Issues with the (system ...) pre-processing action

[kit-ty-kate]

While testing the dune cache system, I encountered an issue with elpi in the forme of the following error message:

-     ocamldep src/.elpi.objs/parser.pp.mli.d (exit 2)
- (cd _build/default && /home/opam/.opam/4.10.0+trunk/bin/ocamldep.opt -modules -intf src/parser.pp.mli) > _build/default/src/.elpi.objs/parser.pp.mli.d
- >> Fatal error: OCaml and preprocessor have incompatible versions
- Fatal error: exception Misc.Fatal_error
-     ocamldep src/.elpi.objs/parser.pp.ml.d (exit 2)
- (cd _build/default && /home/opam/.opam/4.10.0+trunk/bin/ocamldep.opt -modules -impl src/parser.pp.ml) > _build/default/src/.elpi.objs/parser.pp.ml.d
- >> Fatal error: OCaml and preprocessor have incompatible versions
- Fatal error: exception Misc.Fatal_error
-       ocamlc src/.elpi.objs/byte/elpi__Builtin.{cmo,cmt}

The issue here is that they use the (system ...) command to pre-process one of the module using camlp5: https://github.com/LPCIC/elpi/blob/e0492dbf7196861c2afbb72fb05ab2774c79f965/src/dune#L8

The issue also happens if we build the project under one opam switch and then again with another one. For instance:

$ opam switch 4.08
$ dune build
$ opam switch 4.09
$ dune build
[same error message as above]

The issue is here that the (system ...) function is opaque for dune and no information about the command used is known to dune so the parser module will be reused when it should not.

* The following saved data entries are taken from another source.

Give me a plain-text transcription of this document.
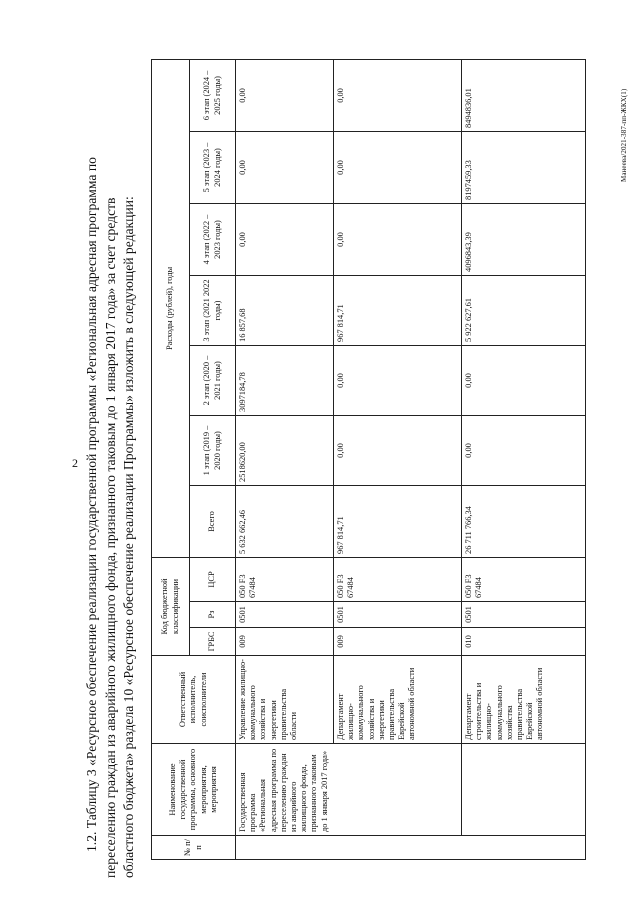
2
Манеева/2021-387-пп-ЖКХ(1)
1.2. Таблицу 3 «Ресурсное обеспечение реализации государственной программы «Региональная адресная программа по переселению граждан из аварийного жилищного фонда, признанного таковым до 1 января 2017 года» за счет средств областного бюджета» раздела 10 «Ресурсное обеспечение реализации Программы» изложить в следующей редакции:	№ п/п	Наименование государственной программы, основного мероприятия, мероприятия	Ответственный исполнитель, соисполнители	Код бюджетной классификации			Расходы (рублей), годы						
			ГРБС	Рз	ЦСР	Всего	1 этап (2019 – 2020 годы)	2 этап (2020 – 2021 годы)	3 этап (2021 2022 годы)	4 этап (2022 – 2023 годы)	5 этап (2023 – 2024 годы)	6 этап (2024 – 2025 годы)

	Государственная программа «Региональная адресная программа по переселению граждан из аварийного жилищного фонда, признанного таковым до 1 января 2017 года»	Управление жилищно-коммунального хозяйства и энергетики правительства области	009	0501	050 F3 67484	5 632 662,46	2518620,00	3097184,78	16 857,68	0,00	0,00	0,00
		Департамент жилищно-коммунального хозяйства и энергетики правительства Еврейской автономной области	009	0501	050 F3 67484	967 814,71	0,00	0,00	967 814,71	0,00	0,00	0,00
		Департамент строительства и жилищно-коммунального хозяйства правительства Еврейской автономной области	010	0501	050 F3 67484	26 711 766,34	0,00	0,00	5 922 627,61	4096843,39	8197459,33	8494836,01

One way to fix that would be to define a proper rule for this module, then dune would know that it depends on camlp5 and would know when to not reuse the same output.

This works, however I'm creating this issue because I think the (system ...) command should be better advertised as being potentially unsafe. Maybe using a warning, renaming it to (unsafe_system ...) or something like that or even simply remove it in some way or another to force the users to use proper rules.

Specifications

• Version of dune (output of dune --version): 2.1.3

[rgrinberg]

This works, however I'm creating this issue because I think the (system ...) command should be better advertised as being potentially unsafe. Maybe using a warning, renaming it to (unsafe_system ...) or something like that or even simply remove it in some way or another to force the users to use proper rules.

system is just as unsafe as bash in this context. I think unsafe is the wrong to characterize this however. The contract for these general actions is that the user must specify targets and dependencies manually & we've added a sandbox mode to ensure that this is indeed the case. I would suggest that we start encouraging users to make sure their rules work with sandboxing whenever possible.

[emillon]

The action in question is

(action (system "camlp5o -I . -I +camlp5 pa_extend.cmo pa_lexer.cmo %{input-file}"))

To dune, this is just an opaque string (where it will interpolate %{input-file}). It does now know that this uses camlp5o. The right fix in that case is to use (run) which declares a dependency to the executable, and also for a better solution turn pa_extend.cmo etc to %{dep:pa_extend.cmo} if they are part of the build directory.